Is Art Passe In An Age Of Relativism?
- Mike Gunn
- May 25, 2004
- Series: Art

“A world ends when its metaphor has died. An age becomes an age, all else beside, when sensuous poets in their pride invent emblems for the soul’s consent that speak the meanings men will never know, but man-imagined images can show. It perishes when those images, though seen, no longer mean…” - Archibald MacLeish
In no way do I consider myself an art critic. That would assume I actually knew a lot about art. But I do not feel one needs to have a degree in art to comment on its meaning (I’ll leave the aesthetics to those enlightened ones). Last night I went to the Seattle Art Museum to view Morris Graves’ abstract, realism and conscience-bending exhibit. My own tastes draw me to the surreal and the abstract. I love Dali, and have a print of his St. John's of the Cross hanging up in my living room. However, walking around the Graves exhibit, I wasn’t that impressed. Instead I found myself drifting into two permanent displays filled with Renaissance Christianity, Ancient Greek, Roman and Egyptian art.
I had to ask myself, why? There were plenty of pieces in Morris’ set that I’d love to have hanging over the couch in my living room, but I wasn’t captured by anything he did. I found myself evaluating his work based on color and composition, and failing to be moved toward anything transcendent. It is kind of analogous to being moved by a beautiful woman, and then realizing that she has no intellectual depth. You may be raptured with her beauty for a while, but it would be difficult to continue creating a meaningful relationship that is not inherently existent. This is how a lot of modern art strikes me, meaningless, and vacuous. It has destroyed the symbols that move us beyond ourselves. Is art supposed to convey meaning and transcendence? Does art reflect culture or define culture? What makes art good? Is art utilitarian in the sense that it conveys meaning for my use only?
Beauty may be in the eye of the beholder, but shouldn’t the concept of beauty bring our minds toward the reality of beauty. Is there real beauty? Is there something truly good? I feel that the way we answer these questions determines art's place in our culture. If there is no essential, necessary beauty, or good, it seems that art then becomes a slave to our own interpretation, and therefore is crushed under the weight of consumerism. There is no transcendence in our own being, and if I am supposed to “look beyond the objective reality” toward an inner consciousness, is there anything truly there but me?
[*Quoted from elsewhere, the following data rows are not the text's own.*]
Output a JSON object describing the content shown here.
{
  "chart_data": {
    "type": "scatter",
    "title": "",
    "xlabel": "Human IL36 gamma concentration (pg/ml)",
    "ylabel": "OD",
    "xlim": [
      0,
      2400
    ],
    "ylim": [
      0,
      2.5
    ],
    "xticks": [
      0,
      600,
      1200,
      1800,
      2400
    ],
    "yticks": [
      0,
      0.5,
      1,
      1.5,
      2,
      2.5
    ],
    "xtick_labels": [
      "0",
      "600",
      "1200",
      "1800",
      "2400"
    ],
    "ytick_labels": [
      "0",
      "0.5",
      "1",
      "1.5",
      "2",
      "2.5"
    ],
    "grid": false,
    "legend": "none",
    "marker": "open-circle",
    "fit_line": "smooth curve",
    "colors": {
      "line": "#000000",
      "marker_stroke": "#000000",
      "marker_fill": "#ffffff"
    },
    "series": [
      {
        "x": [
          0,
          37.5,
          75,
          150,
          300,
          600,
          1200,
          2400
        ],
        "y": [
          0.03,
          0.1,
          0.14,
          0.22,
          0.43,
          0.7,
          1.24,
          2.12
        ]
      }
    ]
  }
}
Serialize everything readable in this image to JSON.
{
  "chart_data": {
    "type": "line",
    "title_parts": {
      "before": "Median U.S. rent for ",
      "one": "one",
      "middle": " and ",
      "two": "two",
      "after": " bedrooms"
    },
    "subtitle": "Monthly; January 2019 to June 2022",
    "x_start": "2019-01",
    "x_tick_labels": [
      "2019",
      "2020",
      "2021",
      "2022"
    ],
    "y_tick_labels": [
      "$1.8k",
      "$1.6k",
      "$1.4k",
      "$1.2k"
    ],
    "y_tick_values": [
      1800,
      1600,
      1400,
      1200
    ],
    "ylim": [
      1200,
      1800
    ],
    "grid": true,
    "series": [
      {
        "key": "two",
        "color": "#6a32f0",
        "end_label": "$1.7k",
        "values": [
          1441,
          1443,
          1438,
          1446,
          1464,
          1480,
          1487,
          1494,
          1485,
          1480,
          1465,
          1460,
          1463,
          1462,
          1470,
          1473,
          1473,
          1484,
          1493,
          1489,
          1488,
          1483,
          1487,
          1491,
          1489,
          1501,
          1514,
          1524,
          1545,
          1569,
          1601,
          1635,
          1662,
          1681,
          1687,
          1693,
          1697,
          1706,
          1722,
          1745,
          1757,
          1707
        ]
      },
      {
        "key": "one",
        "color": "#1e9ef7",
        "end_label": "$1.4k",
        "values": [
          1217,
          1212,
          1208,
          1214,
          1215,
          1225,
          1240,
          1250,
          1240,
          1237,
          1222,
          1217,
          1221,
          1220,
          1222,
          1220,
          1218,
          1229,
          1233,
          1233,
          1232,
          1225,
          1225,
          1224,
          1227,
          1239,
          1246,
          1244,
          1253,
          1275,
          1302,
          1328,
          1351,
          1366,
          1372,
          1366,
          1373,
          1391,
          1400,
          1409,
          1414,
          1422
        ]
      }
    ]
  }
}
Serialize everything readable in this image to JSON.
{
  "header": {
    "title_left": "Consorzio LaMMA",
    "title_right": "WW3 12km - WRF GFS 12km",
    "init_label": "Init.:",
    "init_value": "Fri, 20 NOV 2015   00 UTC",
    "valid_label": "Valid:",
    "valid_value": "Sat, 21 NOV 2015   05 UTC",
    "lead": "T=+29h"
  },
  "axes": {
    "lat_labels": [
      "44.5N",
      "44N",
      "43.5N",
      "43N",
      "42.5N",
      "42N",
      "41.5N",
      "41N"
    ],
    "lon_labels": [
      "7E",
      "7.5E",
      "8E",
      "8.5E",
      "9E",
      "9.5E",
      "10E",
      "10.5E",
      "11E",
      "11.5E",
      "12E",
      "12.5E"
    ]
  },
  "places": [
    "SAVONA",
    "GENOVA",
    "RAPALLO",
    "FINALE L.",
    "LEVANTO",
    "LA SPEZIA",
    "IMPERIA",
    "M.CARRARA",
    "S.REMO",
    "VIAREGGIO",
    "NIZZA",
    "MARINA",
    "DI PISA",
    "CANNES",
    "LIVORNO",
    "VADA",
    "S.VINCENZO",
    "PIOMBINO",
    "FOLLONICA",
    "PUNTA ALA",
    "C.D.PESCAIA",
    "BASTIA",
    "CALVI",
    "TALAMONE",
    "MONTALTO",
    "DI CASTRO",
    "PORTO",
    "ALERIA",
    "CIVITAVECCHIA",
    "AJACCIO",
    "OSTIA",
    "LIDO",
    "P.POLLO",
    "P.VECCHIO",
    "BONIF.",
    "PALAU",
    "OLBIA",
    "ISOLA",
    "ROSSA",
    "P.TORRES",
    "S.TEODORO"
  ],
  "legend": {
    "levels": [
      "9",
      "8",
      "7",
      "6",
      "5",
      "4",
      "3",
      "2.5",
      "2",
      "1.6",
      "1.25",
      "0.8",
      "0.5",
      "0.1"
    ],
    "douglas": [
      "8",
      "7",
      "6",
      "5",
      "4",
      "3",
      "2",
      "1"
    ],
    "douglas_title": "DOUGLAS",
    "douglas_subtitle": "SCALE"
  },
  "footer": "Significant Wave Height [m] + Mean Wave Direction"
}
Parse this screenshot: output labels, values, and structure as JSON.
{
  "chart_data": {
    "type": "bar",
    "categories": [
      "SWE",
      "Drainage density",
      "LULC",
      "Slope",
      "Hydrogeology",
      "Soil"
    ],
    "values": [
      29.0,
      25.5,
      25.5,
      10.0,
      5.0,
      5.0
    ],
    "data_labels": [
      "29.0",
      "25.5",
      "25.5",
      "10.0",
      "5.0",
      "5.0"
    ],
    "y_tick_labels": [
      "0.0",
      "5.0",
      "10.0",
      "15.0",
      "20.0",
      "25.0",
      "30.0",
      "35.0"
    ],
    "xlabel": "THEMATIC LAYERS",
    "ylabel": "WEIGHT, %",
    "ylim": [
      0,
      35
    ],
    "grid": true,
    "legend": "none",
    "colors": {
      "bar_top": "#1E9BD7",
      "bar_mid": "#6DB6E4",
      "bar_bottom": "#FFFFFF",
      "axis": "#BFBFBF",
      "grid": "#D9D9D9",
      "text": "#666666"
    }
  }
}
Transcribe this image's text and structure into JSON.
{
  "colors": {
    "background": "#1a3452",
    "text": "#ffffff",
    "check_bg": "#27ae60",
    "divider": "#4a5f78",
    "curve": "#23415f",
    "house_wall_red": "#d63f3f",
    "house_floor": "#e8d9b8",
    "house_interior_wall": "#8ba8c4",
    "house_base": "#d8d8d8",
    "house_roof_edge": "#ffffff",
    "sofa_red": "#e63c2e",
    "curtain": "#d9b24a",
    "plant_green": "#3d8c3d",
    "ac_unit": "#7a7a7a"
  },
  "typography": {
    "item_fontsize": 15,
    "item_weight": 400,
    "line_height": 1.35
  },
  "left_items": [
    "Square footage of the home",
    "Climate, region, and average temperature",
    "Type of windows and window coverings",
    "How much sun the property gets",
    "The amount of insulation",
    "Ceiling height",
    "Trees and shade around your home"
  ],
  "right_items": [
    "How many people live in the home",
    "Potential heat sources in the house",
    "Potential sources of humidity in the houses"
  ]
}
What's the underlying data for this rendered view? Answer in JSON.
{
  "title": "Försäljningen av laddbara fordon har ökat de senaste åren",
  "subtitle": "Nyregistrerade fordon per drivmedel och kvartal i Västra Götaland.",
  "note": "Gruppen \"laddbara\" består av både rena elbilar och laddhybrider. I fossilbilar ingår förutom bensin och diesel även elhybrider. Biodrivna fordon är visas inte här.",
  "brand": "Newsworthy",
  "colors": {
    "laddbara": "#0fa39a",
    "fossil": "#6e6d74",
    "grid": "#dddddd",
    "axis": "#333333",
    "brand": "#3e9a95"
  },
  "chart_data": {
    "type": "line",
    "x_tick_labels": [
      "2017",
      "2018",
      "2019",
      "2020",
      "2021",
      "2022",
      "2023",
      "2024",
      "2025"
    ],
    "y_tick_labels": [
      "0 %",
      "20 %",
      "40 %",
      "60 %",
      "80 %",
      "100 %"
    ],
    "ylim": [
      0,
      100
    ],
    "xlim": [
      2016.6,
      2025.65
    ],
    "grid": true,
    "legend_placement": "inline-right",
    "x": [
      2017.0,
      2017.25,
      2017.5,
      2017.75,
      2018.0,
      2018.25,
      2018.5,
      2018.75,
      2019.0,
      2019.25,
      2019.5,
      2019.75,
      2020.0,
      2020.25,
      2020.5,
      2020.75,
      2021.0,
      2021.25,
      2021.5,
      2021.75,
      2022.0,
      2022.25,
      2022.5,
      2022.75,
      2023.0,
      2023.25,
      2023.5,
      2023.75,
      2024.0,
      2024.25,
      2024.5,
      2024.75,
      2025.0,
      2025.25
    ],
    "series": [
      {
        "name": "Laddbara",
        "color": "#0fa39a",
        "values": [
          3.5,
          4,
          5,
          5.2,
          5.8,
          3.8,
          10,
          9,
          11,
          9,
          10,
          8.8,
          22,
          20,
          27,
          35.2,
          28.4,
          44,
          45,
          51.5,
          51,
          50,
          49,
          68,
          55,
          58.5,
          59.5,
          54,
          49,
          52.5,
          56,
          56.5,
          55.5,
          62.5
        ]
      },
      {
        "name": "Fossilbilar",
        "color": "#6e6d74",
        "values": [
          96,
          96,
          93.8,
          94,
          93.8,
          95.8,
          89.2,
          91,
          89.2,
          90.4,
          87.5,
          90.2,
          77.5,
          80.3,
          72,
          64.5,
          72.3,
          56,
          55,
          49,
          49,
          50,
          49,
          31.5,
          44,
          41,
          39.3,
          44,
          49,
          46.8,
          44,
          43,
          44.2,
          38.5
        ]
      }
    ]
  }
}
I think what struck me most about the Egyptian and renaissance art was its connection to the reality of the transcendent, and the fact that it whisked me away into eons of time, and culture. It has stood the test, because it meant something; it brought me outside of myself, and made me look elsewhere. The irony of the situation was that I’d be more comfortable with Morris’ stuff hanging in my living room than Raphael, but only because his colors would match well with the décor, not because it translated me into another world, even the world he painted in.
Then is realism the only art we can attach meaning to? No, not at all! As a matter of fact, if there is no authorial meaning then its medium will not matter. The abstract can communicate meaning, as well or better than a photograph, if meaning is a reality. I believe that meaning can be communicated in diverse ways, with diverse understanding. Is relativism destroying great art and producing pop art sold to the masses, or elite art, only understood by the initiated? If art is no longer a symbol by which we understand culture and reality, has it given way to the “Guerillas of art” (a term Oliver Stone coined in reference to writer/directors), the new evangelists of our times? Is it possible that the fine arts have succumbed to relativistic Gnosticism (or pop madness), paving the way for the artist of the screenplay to direct our cultural symbols through the lens of a camera?
Maybe it was all just bad coffee? After all, Renaissance art doesn’t impress me either. It’s just a bunch of Europeans creating gods in their own dead, white images. I know this is really just the beginning of a discussion without any real answers. Maybe there is no answer to the question of transcendence in art. However, I do believe that there is a standard of beauty that drives us to image it, even when our weak attempts fall short. Art should strive for this transcendence, moving beyond our whole into another dimension. If meaning is created in the mind of the interpreter then the artist is dead, and its meaning is sucked like light into a black hole back into itself, reflecting the glory of its maker, and she is you!